MAVEN To Head To Red Planet In Late 2013
NASA has selected a Mars robotic mission that will provide
information about the Red Planet's atmosphere, climate history and
potential habitability in greater detail than ever before.
Called the Mars Atmosphere and Volatile EvolutioN (MAVEN)
spacecraft, the $485 million mission is scheduled for launch in
late 2013. The selection was evaluated to have the best science
value and lowest implementation risk from 20 mission investigation
proposals submitted in response to a NASA Announcement of
Opportunity in August 2006.
"This mission will provide the first direct measurements ever
taken to address key scientific questions about Mars' evolution,"
said Doug McCuistion, director of the Mars Exploration Program at
NASA Headquarters in Washington.
Mars once had a denser atmosphere that supported the presence of
liquid water on the surface. As part of a dramatic climate change,
most of the Martian atmosphere was lost. MAVEN will make definitive
scientific measurements of present-day atmospheric loss that will
offer clues about the planet's history.
"The loss of Mars' atmosphere has been an ongoing mystery,"
McCuistion said. "MAVEN will help us solve it."
The principal investigator for the mission is Bruce Jakosky of
the Laboratory for Atmospheric and Space Physics at the University
of Colorado at Boulder. The university will receive $6 million to
fund mission planning and technology development during the next
year.
NASA's Goddard Space Flight Center in Greenbelt, MD will manage
the project. Lockheed Martin of Littleton, CO will build the
spacecraft based on designs from NASA's Mars Reconnaissance Orbiter
and 2001 Mars Odyssey missions. The team will begin mission design
and implementation in the fall of 2009.
After arriving at Mars in the fall of 2014, MAVEN will use its
propulsion system to enter an elliptical orbit ranging 90 to 3,870
miles above the planet. The spacecraft's eight science instruments
will take measurements during a full Earth year, which is roughly
equivalent to half of a Martian year. MAVEN also will dip to an
altitude 80 miles above the planet to sample Mars' entire upper
atmosphere.
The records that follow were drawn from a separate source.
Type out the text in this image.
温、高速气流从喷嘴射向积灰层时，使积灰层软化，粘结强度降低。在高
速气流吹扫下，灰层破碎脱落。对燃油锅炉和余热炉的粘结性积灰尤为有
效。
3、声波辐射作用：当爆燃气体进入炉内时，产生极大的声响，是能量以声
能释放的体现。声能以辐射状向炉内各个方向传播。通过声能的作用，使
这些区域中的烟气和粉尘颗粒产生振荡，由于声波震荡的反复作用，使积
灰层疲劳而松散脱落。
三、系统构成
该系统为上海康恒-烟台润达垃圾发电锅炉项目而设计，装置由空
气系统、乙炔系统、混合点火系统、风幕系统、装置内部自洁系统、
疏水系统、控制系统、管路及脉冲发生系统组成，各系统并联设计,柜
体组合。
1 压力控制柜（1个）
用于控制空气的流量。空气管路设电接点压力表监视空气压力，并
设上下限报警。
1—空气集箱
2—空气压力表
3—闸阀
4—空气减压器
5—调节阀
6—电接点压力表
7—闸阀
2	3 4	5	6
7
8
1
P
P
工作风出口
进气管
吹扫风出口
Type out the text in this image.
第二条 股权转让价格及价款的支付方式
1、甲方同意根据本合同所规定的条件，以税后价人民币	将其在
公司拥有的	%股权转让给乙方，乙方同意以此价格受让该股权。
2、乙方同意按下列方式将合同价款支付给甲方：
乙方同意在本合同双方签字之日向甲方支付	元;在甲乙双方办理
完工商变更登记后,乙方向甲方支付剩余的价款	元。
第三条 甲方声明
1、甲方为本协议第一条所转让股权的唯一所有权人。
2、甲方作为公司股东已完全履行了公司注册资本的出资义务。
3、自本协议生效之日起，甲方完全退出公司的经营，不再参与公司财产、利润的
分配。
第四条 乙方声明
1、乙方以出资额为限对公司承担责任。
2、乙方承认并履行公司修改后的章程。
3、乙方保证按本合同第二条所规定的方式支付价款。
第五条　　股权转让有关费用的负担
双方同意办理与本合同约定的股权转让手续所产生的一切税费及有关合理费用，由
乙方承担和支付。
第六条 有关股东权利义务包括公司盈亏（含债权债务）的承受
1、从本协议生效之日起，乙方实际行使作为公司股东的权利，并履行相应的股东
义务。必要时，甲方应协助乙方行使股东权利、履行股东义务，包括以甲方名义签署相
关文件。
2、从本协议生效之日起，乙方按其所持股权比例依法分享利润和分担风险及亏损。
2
During and after its primary science mission, the
spacecraft may be used to provide communications relay support for
robotic missions on the Martian surface.
"MAVEN will obtain critical measurements that the National
Academy of Science listed as being of high priority in their 2003
decadal survey on planetary exploration," said Michael Meyer, the
Mars chief scientist at NASA Headquarters. "This field of study
also was highlighted in the 2005 NASA Roadmap for New Science of
the Sun-Earth System Connection."
The Mars Scout Program is designed to send a series of small,
low-cost, principal investigator-led missions to the Red Planet.
The Phoenix Mars Lander was the first spacecraft selected under the
program.
As ANN reported, Phoenix landed on the icy
northern polar region of Mars on May 25, 2008. The spacecraft
completed its prime science mission on August 25, though the
lander's mission has been extended through September 30... at which
time NASA expects the lander's power supply to wane, due to the
lack of solar energy available during the Martian winter.